50 Jahre OSTAR 1960 – JESTER CHALLENGE 2010 – Gedanken über die Wurzeln aller Hochsee Regatten!°

50 Jahre – ein halbes Jahrhundert – ein halbes Leben – eine Zeitspanne, die unterschiedlicher in Bedeutung nicht empfunden werden könnte.

Als Mann im besten Mannesalter, als Oldtimer sorgsam gehütetes Blech, als Technik ein alter Hut, als Schiff eine segelnde Schönheit, die nicht nur im Hafen die Blicke und Herzen verzaubert.

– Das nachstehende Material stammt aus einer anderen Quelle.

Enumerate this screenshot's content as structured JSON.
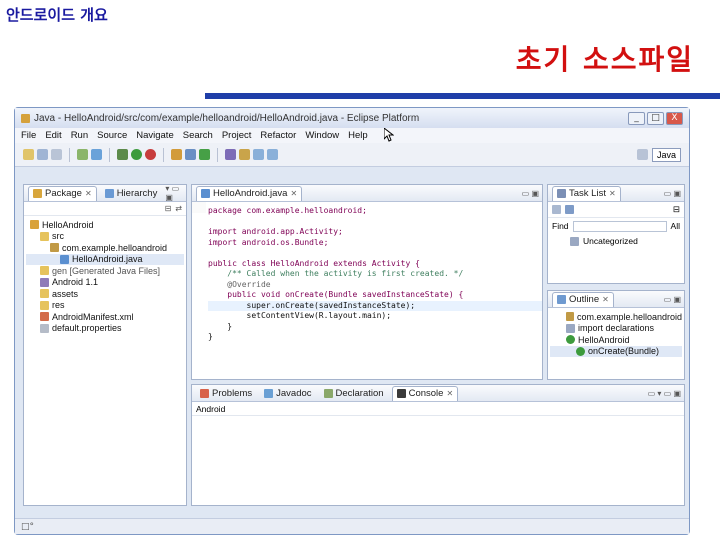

Als Regatta aber eine immer noch junge Veranstaltung, die damals Jahrzehnte Entwicklungen beeinflusst hat und Menschen zu einer Herausforderung gefordert hat, die sich – eigentlich – bis heute nicht geändert hat:

Ein Mann, ein kleines Schiff und ein grosser Ozean!

OSTAR hiess die grosse Herausforderung im Jahre 1960, oder OBSERVER SINGELHANDED TRANS ATLANTIC RACE, veranstaltet von der Zeitung THE OBSERVER. the first Single handed race 1960

Zeitgleich mit dem Startschuss am 11.Juni 1960, begann die Ära der Windsteueranlagen. Keiner der 5 Teilnehmer – Francis Chichester, Blondie Hasler, Valentine Howells, David Lewis und Jean Lacombe – hätte das Ziel erreicht, ohne irgendeine Form von Windsteuersystem.

MIRANDA, so nannte FRANCIS CHICHESTER seine erste Windsteueranlage, bestand aus einer riesigen Windfahne von fast 4qm, die von einem 12 kg schweren Gegengewicht balaciert wurde und über Leinen und Umlenkblöcke direkt mit der Pinne verbunden war. Die riesige Windfahne führte allerdings recht häufig ein Eigenleben und Chichester veränderte bereits wenig später die Proportionen von Windfahne und Rudergröße.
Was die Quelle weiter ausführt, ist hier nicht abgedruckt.